Earlier this week, when Google announced it would be consolidating 60-some privacy policies into one simple form, the reaction from privacy wonks was pretty much: No, Google! Bad! Google already drastically revamped its primary search function by integrating social connections (err, meaningless Google+ connections) into your browser with Search, Plus Your World.
It’s all part of the company’s efforts to further integrate products like YouTube, Google Calendar, and Gmail into one Google Account, so that once you’re logged in, information is shared across products. Most surprisingly, THERE WAS NO OPT OUT. Larry Page reportedly told employees who objected to get on board or get out.

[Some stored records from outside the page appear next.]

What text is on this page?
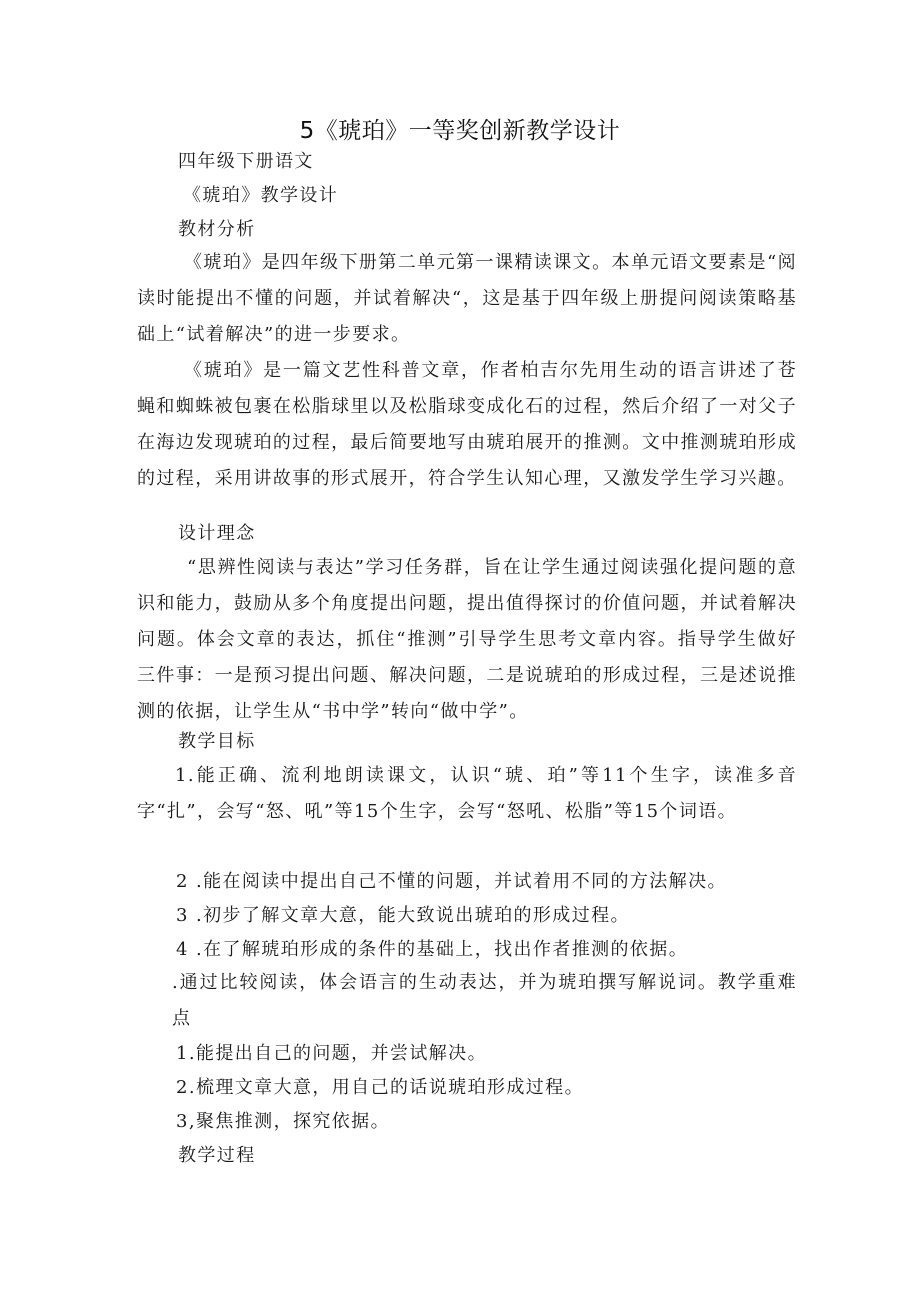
5《琥珀》一等奖创新教学设计
四年级下册语文
《琥珀》教学设计
教材分析
《琥珀》是四年级下册第二单元第一课精读课文。本单元语文要素是“阅读时能提出不懂的问题，并试着解决“，这是基于四年级上册提问阅读策略基础上“试着解决”的进一步要求。
《琥珀》是一篇文艺性科普文章，作者柏吉尔先用生动的语言讲述了苍蝇和蜘蛛被包裹在松脂球里以及松脂球变成化石的过程，然后介绍了一对父子在海边发现琥珀的过程，最后简要地写由琥珀展开的推测。文中推测琥珀形成的过程，采用讲故事的形式展开，符合学生认知心理，又激发学生学习兴趣。
设计理念
“思辨性阅读与表达”学习任务群，旨在让学生通过阅读强化提问题的意识和能力，鼓励从多个角度提出问题，提出值得探讨的价值问题，并试着解决问题。体会文章的表达，抓住“推测”引导学生思考文章内容。指导学生做好三件事：一是预习提出问题、解决问题，二是说琥珀的形成过程，三是述说推测的依据，让学生从“书中学”转向“做中学”。
教学目标
1.能正确、流利地朗读课文，认识“琥、珀”等11个生字，读准多音字“扎”，会写“怒、吼”等15个生字，会写“怒吼、松脂”等15个词语。
2 .能在阅读中提出自己不懂的问题，并试着用不同的方法解决。
3 .初步了解文章大意，能大致说出琥珀的形成过程。
4 .在了解琥珀形成的条件的基础上，找出作者推测的依据。
.通过比较阅读，体会语言的生动表达，并为琥珀撰写解说词。教学重难点
1.能提出自己的问题，并尝试解决。
2.梳理文章大意，用自己的话说琥珀形成过程。
3,聚焦推测，探究依据。
教学过程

At the time, Danny Sullivan compared it to some kind of dystopian version of Miranda rights, “Anything you do can be used to target you?” It would be almost like Google knows you better than you know yourself, the company seemed to imply:
“But there’s so much more that Google can do to help you by sharing more of your information with … well, you. We can make search better—figuring out what you really mean when you type in Apple, Jaguar or Pink. We can provide more relevant ads too. For example, it’s January, but maybe you’re not a gym person, so fitness ads aren’t that useful to you. We can provide reminders that you’re going to be late for a meeting based on your location, your calendar and an understanding of what the traffic is like that day. Or ensure that our spelling suggestions, even for your friends’ names, are accurate because you’ve typed them before. People still have to do way too much heavy lifting, and we want to do a better job of helping them out.”
Buried into the announcement was one small nod to transparency about kind of information, exactly, Google has been collecting about you with a link to its Ads Preferences Manager, which “enables you to edit the interest categories we advertise against or turn off certain Google ads altogether.”
Ars Technica’s Casey Johnston decided to make a game of letting Google guess your age and gender by tweeting out the link. A male friend in his mid-twenties first sent it to us yesterday afternoon, along with the news that Google thought he was a “65+ year-old man. No joke.”
“I think it’s the slow jamz I play on ‘the Youtube,’” he conjectured.
We tried it ourselves and got “25-34 man.” The age was right, the gender, eh, not so much. Under “categories” of interest we saw why they made that assumption: business–venture capital, business–technology, business–finance, etc.
Somehow, when we checked again this afternoon, those more detailed categories were gone (did someone tell them about the game??). Left in its place were only three interests: “Games, Shopping, World Localities – Asia – West Asia – Israel.” Hahaha, um, what? Well, there was that time we really wanted to go to Urumqui and our feature about Israeli startups, but if that’s all the GOOG knows about us, our privacy concerns seem overblown. That is until March 1st, when one policy to rule them all goes into effect. Until then, everyone take a shot for every year Google is off on your age. What the hell, it’s almost Friday.